To borrow a phrase from the anthropologist and physician Paul Farmer, this discussion needs to be "historically deep and geographically broad." Our debate about alternatives could benefit greatly from examining how different cultures around the world, in different time periods, have organized themselves financially. Eli Gothill, citing David Graeber's book "Debt: The First 5,000 Years," touched on the historical development of money in his mention of the IOUs used by Islamic traders thousands of years ago. Other historical milestones, such as the rise and fall of the gold standard, were also mentioned.
These histories of money are probably quite familiar to most of us. But what about other, non-monetary ways of making financial transactions and creating value?
One example that comes to mind is the billions of people around the world who invest in property, such as livestock or houses, without resorting to banks and debt. These investments aren't static savings accounts: they grow. Cattle give birth; people add rooms to their homes. In contrast to finance with a capital "F" that literally makes money out of nothing, this is a finance that is embedded in tangible capital. It is still the primary means by which most people around the world engage with finance.
Of course, there are also many people around the world who are trapped in piles of debt. After the conference, Ken Kostyo of Student Jubilee made a comment to me that caused me to stop in my tracks. He said, "The problem isn't money, it's interest."
It’s not money per se that places people on risky paths and in the power of others. It's not even the accumulation of debt (and money is a kind of debt) that is the problem. Rather, it's the obligation to pay interest on debt that is the real social ill. This is why usury has been outlawed by all the world's major religions at some point or other in human history.

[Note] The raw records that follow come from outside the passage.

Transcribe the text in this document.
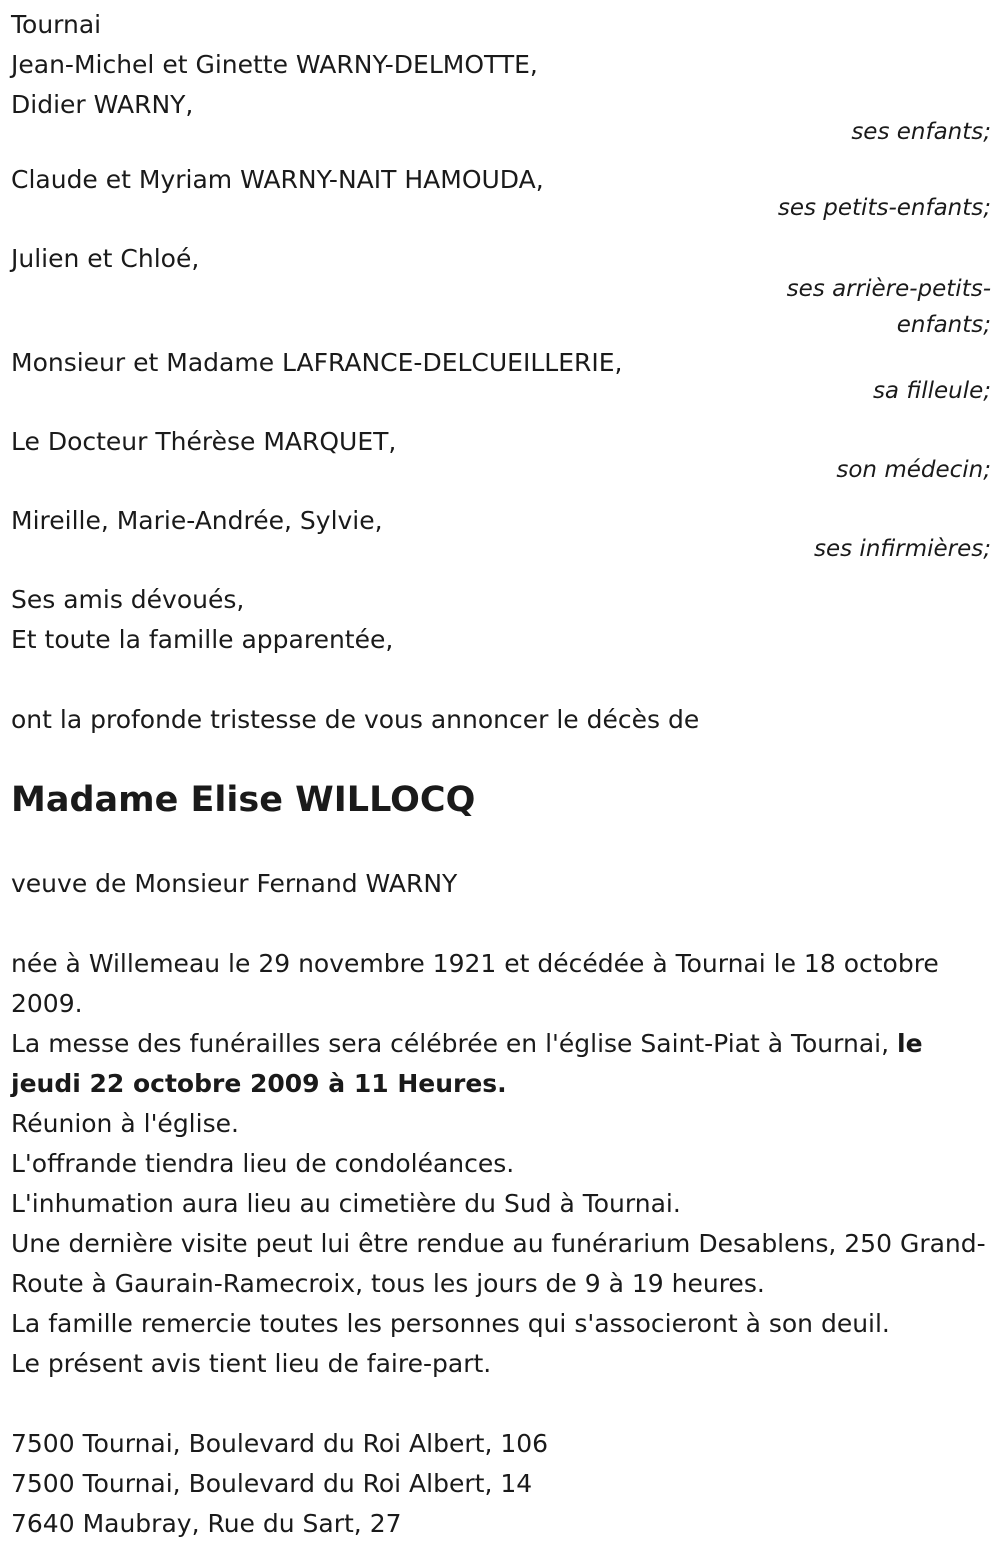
Tournai
Jean-Michel et Ginette WARNY-DELMOTTE,
Didier WARNY,
ses enfants;
Claude et Myriam WARNY-NAIT HAMOUDA,
ses petits-enfants;
Julien et Chloé,
ses arrière-petits-
enfants;
Monsieur et Madame LAFRANCE-DELCUEILLERIE,
sa filleule;
Le Docteur Thérèse MARQUET,
son médecin;
Mireille, Marie-Andrée, Sylvie,
ses infirmières;
Ses amis dévoués,
Et toute la famille apparentée,
ont la profonde tristesse de vous annoncer le décès de
Madame Elise WILLOCQ
veuve de Monsieur Fernand WARNY
née à Willemeau le 29 novembre 1921 et décédée à Tournai le 18 octobre 2009.
La messe des funérailles sera célébrée en l'église Saint-Piat à Tournai, le jeudi 22 octobre 2009 à 11 Heures.
Réunion à l'église.
L'offrande tiendra lieu de condoléances.
L'inhumation aura lieu au cimetière du Sud à Tournai.
Une dernière visite peut lui être rendue au funérarium Desablens, 250 Grand-Route à Gaurain-Ramecroix, tous les jours de 9 à 19 heures.
La famille remercie toutes les personnes qui s'associeront à son deuil.
Le présent avis tient lieu de faire-part.
7500 Tournai, Boulevard du Roi Albert, 106
7500 Tournai, Boulevard du Roi Albert, 14
7640 Maubray, Rue du Sart, 27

The global financial system in which we all exist today may exhibit some new, strange features, but none of the issues we face today are actually novel. Looking to the past to identify the anxieties and inequalities that finance has generated, and the solutions that human societies have invented to deal with them, can assist us in assessing our world today.

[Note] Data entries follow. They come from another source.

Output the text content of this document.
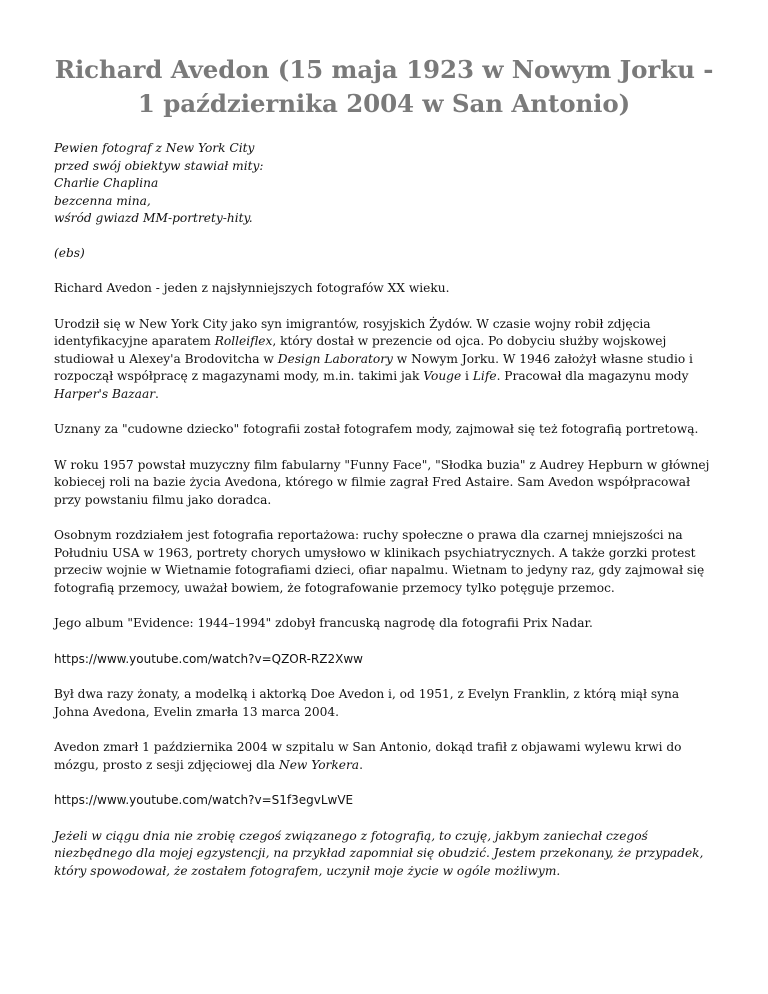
Richard Avedon (15 maja 1923 w Nowym Jorku - 1 października 2004 w San Antonio)
Pewien fotograf z New York City
przed swój obiektyw stawiał mity:
Charlie Chaplina
bezcenna mina,
wśród gwiazd MM-portrety-hity.

(ebs)

Richard Avedon - jeden z najsłynniejszych fotografów XX wieku.

Urodził się w New York City jako syn imigrantów, rosyjskich Żydów. W czasie wojny robił zdjęcia identyfikacyjne aparatem Rolleiflex, który dostał w prezencie od ojca. Po dobyciu służby wojskowej studiował u Alexey'a Brodovitcha w Design Laboratory w Nowym Jorku. W 1946 założył własne studio i rozpoczął współpracę z magazynami mody, m.in. takimi jak Vouge i Life. Pracował dla magazynu mody Harper's Bazaar.

Uznany za "cudowne dziecko" fotografii został fotografem mody, zajmował się też fotografią portretową.

W roku 1957 powstał muzyczny film fabularny "Funny Face", "Słodka buzia" z Audrey Hepburn w głównej kobiecej roli na bazie życia Avedona, którego w filmie zagrał Fred Astaire. Sam Avedon współpracował przy powstaniu filmu jako doradca.

Osobnym rozdziałem jest fotografia reportażowa: ruchy społeczne o prawa dla czarnej mniejszości na Południu USA w 1963, portrety chorych umysłowo w klinikach psychiatrycznych. A także gorzki protest przeciw wojnie w Wietnamie fotografiami dzieci, ofiar napalmu. Wietnam to jedyny raz, gdy zajmował się fotografią przemocy, uważał bowiem, że fotografowanie przemocy tylko potęguje przemoc.

Jego album "Evidence: 1944–1994" zdobył francuską nagrodę dla fotografii Prix Nadar.

https://www.youtube.com/watch?v=QZOR-RZ2Xww

Był dwa razy żonaty, a modelką i aktorką Doe Avedon i, od 1951, z Evelyn Franklin, z którą miął syna Johna Avedona, Evelin zmarła 13 marca 2004.

Avedon zmarł 1 października 2004 w szpitalu w San Antonio, dokąd trafił z objawami wylewu krwi do mózgu, prosto z sesji zdjęciowej dla New Yorkera.

https://www.youtube.com/watch?v=S1f3egvLwVE

Jeżeli w ciągu dnia nie zrobię czegoś związanego z fotografią, to czuję, jakbym zaniechał czegoś niezbędnego dla mojej egzystencji, na przykład zapomniał się obudzić. Jestem przekonany, że przypadek, który spowodował, że zostałem fotografem, uczynił moje życie w ogóle możliwym.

This should not be an exercise in generating a homogeneous viewpoint or seeking consensus. If there is one thing that anthropology in particular (and the likes of Graeber) have demonstrated, it's that human societies are extremely plastic and capable of organizing ourselves in a vast range of ways.
Global corporate finance is often represented as a homogenizing force, but the current proliferation of financial tools and money forms, as well as the continued role of the state, suggest that this is an illusion. We continue to co-creating a multiplicity of financial tools and practices that is as least as diverse as any other period of the anthropocene. Digital experiments are part of a financial ecology that includes non-digital financial diversity and mainstream practices.